Like many Americans of a certain age, WBUR producer Alex Ashlock remembers key details of Nov. 22, 1963, the day when President John F. Kennedy was shot.
As an eight-year old boy growing up in Durham, N.C., he recalls being glued to television news coverage of the assassination.
“I’m old enough to remember what happened on Nov. 22, 1963,” Ashlock said. “I followed the coverage all weekend long.”
Now, 50 years later, Ashlock is planning a special broadcast of WBUR’s Here & Now that will incorporate “close to real time” coverage of the assassination. Since the midday show is produced live during the same window in which the shooting occurred, the Nov. 22 edition will feature live, breaking news cut-ins and interviews with experts, as if the Kennedy assassination was happening today.
The symmetry between Here & Now’s broadcast window and the timing of the historic event inspired Ashlock to mix simulated coverage into the regular broadcast.

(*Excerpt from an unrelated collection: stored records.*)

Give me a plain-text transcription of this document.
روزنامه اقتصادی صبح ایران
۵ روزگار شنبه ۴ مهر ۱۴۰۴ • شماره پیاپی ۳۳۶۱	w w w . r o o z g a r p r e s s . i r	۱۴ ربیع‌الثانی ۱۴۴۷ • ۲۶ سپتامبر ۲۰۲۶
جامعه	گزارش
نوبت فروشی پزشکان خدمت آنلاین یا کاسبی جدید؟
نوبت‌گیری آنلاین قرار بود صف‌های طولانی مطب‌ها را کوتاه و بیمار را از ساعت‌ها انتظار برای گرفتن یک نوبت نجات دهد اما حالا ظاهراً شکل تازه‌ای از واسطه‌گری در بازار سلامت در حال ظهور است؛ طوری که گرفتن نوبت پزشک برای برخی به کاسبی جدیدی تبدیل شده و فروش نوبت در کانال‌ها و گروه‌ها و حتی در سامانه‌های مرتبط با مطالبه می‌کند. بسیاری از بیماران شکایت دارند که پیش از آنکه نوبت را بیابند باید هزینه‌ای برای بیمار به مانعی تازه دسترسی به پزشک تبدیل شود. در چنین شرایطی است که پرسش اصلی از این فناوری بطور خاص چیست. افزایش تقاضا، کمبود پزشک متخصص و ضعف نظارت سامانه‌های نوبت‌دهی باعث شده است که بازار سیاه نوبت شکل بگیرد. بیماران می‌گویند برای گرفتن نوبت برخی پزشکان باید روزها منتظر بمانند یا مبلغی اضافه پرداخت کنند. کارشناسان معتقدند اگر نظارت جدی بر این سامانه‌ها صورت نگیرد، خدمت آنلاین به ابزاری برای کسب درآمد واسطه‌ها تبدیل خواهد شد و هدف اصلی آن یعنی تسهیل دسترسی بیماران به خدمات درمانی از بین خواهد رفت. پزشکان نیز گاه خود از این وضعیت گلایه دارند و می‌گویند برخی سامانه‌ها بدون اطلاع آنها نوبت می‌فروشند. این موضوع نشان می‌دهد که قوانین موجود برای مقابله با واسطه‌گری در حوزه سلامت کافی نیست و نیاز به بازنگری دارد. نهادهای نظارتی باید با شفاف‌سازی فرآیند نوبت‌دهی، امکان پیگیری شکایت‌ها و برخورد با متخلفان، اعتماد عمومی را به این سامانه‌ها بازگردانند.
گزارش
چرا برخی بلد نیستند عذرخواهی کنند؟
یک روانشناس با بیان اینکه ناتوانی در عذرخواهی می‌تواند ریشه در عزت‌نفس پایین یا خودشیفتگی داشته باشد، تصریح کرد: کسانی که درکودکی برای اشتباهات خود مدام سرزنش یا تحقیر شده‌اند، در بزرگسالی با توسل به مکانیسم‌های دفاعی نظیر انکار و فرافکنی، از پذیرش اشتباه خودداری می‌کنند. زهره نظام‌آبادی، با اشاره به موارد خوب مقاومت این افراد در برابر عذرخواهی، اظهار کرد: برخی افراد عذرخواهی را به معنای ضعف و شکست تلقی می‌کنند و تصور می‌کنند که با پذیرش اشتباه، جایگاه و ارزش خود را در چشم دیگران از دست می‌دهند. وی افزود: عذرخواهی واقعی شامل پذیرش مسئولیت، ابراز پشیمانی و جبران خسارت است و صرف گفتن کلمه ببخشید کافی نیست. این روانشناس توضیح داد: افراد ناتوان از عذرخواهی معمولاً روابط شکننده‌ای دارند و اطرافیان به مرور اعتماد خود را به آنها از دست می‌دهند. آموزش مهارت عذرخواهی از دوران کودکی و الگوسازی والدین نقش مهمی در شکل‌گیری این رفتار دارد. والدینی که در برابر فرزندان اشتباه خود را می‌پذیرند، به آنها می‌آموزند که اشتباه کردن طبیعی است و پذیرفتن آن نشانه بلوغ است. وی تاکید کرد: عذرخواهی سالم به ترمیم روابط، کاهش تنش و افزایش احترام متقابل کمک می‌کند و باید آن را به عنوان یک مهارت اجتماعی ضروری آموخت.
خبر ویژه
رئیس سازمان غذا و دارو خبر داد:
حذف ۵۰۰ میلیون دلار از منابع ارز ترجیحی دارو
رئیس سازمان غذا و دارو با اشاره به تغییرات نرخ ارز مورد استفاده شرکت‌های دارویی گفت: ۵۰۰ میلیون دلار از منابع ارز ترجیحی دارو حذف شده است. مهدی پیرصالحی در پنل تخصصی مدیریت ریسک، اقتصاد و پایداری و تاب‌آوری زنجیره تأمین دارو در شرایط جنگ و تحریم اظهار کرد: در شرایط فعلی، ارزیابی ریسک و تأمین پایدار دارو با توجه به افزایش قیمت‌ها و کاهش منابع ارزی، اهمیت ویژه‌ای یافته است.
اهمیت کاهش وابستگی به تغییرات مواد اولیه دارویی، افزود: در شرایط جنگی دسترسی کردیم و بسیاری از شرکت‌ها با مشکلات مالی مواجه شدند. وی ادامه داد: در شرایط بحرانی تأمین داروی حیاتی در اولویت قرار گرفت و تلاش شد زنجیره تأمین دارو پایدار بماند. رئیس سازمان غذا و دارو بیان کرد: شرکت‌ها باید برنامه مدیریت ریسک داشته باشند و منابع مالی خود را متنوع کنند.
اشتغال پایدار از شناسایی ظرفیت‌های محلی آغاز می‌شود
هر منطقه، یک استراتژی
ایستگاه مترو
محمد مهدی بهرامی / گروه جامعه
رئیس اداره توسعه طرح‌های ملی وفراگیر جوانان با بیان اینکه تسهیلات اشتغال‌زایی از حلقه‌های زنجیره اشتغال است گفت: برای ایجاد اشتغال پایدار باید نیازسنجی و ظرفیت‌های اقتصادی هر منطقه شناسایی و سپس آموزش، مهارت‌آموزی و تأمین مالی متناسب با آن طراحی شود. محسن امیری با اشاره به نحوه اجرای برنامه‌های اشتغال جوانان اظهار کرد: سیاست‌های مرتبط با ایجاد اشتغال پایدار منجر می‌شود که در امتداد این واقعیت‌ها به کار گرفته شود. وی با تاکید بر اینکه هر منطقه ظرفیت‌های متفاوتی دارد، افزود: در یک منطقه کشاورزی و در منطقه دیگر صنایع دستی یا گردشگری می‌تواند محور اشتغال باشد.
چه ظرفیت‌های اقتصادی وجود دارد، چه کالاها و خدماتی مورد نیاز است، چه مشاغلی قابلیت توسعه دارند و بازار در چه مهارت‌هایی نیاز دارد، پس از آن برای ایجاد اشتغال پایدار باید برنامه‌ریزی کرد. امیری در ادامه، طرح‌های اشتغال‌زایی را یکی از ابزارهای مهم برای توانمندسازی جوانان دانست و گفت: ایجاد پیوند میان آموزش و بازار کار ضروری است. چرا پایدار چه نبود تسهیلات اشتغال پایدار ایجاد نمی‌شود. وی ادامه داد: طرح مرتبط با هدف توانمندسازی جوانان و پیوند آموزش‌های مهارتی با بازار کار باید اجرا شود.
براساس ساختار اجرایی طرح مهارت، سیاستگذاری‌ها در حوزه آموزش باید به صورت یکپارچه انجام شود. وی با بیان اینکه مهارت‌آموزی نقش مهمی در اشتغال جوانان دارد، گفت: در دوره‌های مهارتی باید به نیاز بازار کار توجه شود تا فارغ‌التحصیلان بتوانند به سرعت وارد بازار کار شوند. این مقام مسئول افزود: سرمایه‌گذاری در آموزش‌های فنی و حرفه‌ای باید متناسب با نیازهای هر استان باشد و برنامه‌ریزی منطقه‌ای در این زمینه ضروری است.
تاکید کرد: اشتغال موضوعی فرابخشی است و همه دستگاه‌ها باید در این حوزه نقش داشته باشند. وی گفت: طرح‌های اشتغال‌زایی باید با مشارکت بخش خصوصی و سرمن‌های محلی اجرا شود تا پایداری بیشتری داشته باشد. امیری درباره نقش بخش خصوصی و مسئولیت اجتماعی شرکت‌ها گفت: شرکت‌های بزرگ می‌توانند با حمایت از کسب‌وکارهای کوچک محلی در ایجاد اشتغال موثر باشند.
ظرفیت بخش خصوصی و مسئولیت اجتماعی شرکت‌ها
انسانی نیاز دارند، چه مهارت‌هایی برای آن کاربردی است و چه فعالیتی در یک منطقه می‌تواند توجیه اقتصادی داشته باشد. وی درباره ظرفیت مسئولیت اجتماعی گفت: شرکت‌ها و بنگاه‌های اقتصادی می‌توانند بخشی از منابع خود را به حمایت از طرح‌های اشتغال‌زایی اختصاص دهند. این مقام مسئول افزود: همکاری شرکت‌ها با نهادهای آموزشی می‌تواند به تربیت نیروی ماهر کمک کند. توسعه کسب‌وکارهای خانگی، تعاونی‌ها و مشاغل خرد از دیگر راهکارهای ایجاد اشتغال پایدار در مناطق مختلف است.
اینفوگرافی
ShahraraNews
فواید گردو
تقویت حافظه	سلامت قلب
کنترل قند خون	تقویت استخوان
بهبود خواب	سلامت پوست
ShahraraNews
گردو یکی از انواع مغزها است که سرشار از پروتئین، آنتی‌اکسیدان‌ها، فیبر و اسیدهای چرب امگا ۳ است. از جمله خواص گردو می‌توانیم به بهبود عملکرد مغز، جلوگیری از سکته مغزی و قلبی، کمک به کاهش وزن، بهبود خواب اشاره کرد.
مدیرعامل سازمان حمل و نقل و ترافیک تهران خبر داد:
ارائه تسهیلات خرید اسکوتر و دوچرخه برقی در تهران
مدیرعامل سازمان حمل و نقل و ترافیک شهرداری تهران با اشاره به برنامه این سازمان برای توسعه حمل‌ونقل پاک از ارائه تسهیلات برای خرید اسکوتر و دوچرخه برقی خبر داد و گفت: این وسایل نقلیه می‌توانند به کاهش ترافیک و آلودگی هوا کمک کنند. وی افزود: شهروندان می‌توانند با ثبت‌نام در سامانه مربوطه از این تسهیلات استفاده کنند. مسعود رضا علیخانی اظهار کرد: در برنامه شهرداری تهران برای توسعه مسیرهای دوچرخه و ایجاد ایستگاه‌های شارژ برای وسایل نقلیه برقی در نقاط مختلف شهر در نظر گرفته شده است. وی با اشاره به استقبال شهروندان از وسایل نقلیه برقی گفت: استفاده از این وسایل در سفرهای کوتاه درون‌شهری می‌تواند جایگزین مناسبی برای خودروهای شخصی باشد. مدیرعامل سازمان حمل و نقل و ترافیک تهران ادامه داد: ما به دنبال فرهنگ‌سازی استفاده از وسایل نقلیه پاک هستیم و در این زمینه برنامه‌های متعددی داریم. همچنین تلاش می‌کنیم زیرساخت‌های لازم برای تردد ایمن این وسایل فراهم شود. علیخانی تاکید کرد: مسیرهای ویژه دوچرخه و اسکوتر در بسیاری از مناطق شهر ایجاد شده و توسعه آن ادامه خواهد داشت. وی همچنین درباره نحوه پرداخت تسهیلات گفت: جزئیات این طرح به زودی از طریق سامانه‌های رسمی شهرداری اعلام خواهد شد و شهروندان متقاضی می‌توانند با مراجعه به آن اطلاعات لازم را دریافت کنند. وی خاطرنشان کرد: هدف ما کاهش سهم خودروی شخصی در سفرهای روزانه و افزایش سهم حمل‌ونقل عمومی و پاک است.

Experts lined up to provide commentary include Larry Sabato of the University of Virginia’s Center for Politics, author of The Kennedy Half Century: The President’s Assassination And The Lasting Legacy of John F. Kennedy. Steve Gillon, a history professor with the University of Oklahoma and an expert on Lee Harvey Oswald, will also appear. And WBUR tapped Boston University’s Thomas Whalen, a social sciences professor, to describe the political backdrop to Kennedy’s trip to Texas during what was his re-election campaign.
WBUR and NPR, which co-produces the series under a new partnership that began in July, are offering the two-hour special broadcast for free to stations that don’t normally carry it.
Here & Now is carried on more than 368 stations, to the show’s website.
This isn’t a new idea.
CBS successfully did the idea of re-creating historic events as if they were live news broadcasts in the 1950’s (and revived it for a couple of years in the early 1970’s) on “You Are There”, both version of which which were hosted by Walter Cronkite.